If multiple floor-ceiling panels are used to form a diaphragm, adjacent panels may be joined to the diaphragm beams and to one another. In some examples, the coupling of a plurality of floor-ceiling panels may involve coupling each floor-ceiling panel in the plurality in sequence (e.g., attach a first floor-ceiling panel to the diaphragm beams, attach a second adjacent floor-ceiling panel to the diaphragm beams and the previous panel, attach a third floor-ceiling panel to the diaphragm and the middle panel, etc.). Regardless of the number of diaphragm portions in a diaphragm according to the present disclosure, the diaphragm may be coupled to the external structural frame in a manner which provides a load path (i.e., for transmitting loads from the diaphragm to the frame) only via the coupling assemblies between the diaphragm beams and the frame. In the case of multiple floor-ceiling panels forming the diaphragm, adjacent floor-ceiling panels may be joined to one another and the outer most two floor-ceiling panels may have one respective unsupported longitudinal edge, corresponding to the free or unsupported edge of the diaphragm.

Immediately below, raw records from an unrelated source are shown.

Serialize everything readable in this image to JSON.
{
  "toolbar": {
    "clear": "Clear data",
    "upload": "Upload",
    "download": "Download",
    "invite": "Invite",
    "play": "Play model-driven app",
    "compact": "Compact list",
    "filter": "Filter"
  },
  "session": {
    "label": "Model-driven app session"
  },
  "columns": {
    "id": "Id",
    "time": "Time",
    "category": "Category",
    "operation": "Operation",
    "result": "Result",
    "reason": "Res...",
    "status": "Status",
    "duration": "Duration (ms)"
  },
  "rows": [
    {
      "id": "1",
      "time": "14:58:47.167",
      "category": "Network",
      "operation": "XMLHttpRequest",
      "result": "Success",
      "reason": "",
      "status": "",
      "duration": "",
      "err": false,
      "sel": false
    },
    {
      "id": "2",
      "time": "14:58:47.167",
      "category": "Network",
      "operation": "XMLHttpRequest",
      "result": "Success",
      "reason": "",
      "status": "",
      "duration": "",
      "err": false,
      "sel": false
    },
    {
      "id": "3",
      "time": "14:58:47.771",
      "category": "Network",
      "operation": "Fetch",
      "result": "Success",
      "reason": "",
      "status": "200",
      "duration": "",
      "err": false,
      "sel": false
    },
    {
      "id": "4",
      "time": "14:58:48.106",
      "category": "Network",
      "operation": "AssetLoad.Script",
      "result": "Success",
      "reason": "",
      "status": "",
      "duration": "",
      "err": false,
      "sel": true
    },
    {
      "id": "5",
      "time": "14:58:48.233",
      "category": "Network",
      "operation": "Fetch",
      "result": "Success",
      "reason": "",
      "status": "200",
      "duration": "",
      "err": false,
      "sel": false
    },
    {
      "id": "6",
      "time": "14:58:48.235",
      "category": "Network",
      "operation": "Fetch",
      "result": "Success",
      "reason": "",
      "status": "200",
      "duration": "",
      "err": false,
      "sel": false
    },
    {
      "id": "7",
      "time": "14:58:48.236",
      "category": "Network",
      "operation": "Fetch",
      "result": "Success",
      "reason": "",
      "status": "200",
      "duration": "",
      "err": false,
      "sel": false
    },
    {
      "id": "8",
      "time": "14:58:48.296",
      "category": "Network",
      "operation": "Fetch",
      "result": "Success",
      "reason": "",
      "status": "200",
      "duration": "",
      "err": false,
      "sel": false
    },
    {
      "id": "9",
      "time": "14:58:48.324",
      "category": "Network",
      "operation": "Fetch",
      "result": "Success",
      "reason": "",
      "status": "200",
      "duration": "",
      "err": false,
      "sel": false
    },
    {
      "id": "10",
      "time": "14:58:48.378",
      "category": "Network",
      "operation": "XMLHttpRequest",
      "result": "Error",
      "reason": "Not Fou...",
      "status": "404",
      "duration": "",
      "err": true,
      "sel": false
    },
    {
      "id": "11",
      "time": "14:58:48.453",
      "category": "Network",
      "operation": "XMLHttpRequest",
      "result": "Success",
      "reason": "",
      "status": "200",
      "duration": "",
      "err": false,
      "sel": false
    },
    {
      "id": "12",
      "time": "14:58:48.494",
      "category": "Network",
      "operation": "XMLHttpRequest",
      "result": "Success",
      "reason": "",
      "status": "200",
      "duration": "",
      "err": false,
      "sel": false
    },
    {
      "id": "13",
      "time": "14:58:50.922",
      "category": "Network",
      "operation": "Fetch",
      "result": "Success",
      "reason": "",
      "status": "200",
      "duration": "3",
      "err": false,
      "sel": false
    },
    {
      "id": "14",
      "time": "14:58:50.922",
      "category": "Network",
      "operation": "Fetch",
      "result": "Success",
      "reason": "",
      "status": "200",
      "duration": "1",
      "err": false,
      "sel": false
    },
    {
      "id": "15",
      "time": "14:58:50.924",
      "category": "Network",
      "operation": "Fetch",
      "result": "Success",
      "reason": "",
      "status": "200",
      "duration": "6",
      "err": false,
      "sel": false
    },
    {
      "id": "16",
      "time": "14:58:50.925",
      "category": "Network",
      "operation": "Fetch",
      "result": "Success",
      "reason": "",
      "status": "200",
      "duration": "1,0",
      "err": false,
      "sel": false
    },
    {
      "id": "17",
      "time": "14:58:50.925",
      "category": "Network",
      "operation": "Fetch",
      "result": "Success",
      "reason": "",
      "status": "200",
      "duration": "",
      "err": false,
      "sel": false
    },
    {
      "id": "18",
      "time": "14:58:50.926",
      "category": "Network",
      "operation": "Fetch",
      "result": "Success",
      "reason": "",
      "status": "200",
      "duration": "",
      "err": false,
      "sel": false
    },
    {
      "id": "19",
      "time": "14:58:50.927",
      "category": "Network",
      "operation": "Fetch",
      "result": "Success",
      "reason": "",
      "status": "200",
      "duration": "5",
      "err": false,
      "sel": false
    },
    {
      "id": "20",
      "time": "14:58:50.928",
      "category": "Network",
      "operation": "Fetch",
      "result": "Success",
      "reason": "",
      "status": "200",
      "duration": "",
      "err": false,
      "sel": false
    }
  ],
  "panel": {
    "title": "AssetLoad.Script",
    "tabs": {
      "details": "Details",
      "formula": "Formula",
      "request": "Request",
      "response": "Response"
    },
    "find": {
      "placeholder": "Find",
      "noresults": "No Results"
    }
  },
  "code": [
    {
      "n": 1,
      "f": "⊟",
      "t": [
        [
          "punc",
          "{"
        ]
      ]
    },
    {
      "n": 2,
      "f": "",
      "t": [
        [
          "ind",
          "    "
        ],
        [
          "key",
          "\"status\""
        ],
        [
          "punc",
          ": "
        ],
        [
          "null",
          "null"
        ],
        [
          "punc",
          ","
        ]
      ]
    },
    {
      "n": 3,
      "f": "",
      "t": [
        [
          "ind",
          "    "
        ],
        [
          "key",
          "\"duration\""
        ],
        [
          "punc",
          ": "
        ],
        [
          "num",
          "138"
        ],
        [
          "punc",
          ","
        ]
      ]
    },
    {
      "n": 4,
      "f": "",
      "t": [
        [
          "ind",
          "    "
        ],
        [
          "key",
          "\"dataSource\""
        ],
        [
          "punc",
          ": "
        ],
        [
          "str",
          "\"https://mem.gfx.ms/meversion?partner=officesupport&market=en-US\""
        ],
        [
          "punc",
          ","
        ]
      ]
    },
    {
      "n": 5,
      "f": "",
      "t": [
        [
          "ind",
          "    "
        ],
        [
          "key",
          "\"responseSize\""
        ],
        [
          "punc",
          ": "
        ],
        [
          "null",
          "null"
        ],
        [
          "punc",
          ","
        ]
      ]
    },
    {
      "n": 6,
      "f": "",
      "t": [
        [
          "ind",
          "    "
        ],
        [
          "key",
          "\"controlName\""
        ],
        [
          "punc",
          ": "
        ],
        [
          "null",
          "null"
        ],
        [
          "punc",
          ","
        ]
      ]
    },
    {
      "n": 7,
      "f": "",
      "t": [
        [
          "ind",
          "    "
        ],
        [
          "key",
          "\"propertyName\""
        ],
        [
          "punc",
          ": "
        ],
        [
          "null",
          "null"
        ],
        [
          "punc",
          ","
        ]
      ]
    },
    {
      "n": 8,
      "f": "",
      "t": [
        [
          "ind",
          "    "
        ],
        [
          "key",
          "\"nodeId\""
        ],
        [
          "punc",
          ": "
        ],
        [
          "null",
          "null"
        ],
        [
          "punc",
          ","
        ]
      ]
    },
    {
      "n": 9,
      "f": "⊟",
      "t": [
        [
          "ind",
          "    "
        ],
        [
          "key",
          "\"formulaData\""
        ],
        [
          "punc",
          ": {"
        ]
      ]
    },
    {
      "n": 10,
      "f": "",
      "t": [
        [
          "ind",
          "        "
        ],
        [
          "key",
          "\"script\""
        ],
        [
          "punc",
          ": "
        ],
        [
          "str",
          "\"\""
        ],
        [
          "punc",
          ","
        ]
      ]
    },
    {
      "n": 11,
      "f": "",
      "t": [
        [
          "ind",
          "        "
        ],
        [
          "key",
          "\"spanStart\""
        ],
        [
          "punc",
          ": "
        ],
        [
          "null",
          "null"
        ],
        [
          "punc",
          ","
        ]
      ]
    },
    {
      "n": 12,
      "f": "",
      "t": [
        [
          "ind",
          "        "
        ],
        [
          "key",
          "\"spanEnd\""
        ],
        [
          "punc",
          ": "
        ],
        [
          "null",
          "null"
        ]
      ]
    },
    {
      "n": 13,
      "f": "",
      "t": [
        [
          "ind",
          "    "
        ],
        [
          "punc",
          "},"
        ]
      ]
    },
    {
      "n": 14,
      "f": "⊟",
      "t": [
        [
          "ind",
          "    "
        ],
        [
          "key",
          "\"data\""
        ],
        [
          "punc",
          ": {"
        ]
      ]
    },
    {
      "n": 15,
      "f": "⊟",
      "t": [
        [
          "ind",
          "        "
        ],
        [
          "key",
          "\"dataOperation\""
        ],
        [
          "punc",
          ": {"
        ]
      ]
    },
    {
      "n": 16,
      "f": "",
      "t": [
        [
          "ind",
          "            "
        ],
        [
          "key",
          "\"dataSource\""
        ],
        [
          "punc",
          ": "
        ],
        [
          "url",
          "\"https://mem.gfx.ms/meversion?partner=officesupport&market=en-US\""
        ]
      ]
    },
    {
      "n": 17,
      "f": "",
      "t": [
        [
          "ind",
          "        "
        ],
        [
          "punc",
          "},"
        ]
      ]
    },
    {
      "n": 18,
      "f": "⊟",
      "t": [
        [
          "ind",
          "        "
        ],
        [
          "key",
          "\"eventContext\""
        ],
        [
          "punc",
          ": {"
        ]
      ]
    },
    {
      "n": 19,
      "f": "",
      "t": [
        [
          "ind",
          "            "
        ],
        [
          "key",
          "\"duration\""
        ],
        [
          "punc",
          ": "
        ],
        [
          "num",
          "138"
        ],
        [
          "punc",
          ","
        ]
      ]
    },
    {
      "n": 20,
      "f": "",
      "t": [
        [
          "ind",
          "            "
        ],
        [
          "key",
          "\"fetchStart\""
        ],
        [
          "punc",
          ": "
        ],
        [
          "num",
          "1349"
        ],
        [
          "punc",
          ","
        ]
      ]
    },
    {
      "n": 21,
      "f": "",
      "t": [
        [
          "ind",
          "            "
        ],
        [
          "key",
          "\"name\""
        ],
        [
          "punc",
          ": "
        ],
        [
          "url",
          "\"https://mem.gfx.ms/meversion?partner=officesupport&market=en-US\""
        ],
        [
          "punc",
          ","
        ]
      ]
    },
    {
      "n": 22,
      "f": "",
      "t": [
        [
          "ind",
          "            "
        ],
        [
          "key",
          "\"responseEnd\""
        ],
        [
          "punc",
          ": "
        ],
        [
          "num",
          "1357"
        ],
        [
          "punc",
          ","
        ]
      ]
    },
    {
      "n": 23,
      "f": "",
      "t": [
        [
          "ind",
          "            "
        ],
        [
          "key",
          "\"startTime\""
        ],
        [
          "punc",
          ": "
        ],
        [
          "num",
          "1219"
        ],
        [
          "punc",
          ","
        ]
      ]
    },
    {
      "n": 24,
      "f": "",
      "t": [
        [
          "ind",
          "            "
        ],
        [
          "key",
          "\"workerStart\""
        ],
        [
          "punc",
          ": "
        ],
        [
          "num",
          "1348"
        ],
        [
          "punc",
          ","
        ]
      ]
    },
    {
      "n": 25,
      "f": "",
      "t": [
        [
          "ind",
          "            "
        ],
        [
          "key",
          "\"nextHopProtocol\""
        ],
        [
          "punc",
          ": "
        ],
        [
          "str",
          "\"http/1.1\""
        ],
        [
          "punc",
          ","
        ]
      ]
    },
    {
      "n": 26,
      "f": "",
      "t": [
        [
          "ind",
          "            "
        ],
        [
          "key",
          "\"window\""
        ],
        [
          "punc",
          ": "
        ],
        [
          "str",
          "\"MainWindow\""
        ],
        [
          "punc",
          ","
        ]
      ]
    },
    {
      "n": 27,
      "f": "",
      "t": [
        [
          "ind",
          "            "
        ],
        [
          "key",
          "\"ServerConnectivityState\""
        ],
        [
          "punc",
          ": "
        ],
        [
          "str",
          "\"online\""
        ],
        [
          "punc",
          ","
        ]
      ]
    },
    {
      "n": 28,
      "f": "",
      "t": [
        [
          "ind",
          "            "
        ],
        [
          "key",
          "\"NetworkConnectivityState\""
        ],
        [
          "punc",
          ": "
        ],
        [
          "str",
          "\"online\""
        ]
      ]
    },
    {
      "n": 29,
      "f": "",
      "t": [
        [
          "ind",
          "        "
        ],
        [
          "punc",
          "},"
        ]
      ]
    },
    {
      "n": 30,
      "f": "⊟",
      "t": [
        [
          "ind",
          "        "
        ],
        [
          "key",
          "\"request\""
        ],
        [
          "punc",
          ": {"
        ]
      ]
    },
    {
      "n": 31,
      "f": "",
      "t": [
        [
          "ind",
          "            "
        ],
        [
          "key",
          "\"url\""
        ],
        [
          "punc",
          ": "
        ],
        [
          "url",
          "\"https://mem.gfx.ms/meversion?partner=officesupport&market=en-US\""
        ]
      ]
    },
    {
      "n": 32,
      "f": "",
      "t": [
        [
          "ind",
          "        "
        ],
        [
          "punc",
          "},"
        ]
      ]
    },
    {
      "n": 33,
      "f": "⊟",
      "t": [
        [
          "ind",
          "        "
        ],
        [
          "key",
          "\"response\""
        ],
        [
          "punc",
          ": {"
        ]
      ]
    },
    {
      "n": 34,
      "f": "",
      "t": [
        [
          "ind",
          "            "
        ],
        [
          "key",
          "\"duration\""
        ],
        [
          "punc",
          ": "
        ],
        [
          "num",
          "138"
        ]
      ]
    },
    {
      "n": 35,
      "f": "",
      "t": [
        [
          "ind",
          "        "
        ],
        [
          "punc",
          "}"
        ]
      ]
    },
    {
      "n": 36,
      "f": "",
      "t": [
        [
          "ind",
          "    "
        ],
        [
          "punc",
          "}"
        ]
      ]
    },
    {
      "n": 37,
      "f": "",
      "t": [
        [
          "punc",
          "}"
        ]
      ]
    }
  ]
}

In some embodiments, e.g., as shown in blocks 816 and 818, the building envelope may be defined by installing walls (e.g., end walls, utility walls, and or window walls), and the interior of the building may be divided into units or rooms by installing interior walls (e.g., demising walls). As described herein, these walls may be provided by one or more pre-fabricated walls which are positioned, for example, over the diaphragm beams and connected thereto and/or to the floor-ceiling panels below and above the walls. As further described, some or all of these pre-assembled walls may be non-load bearing walls and may be coupled to the diaphragm in a manner which avoids the transference of structural loads to the walls.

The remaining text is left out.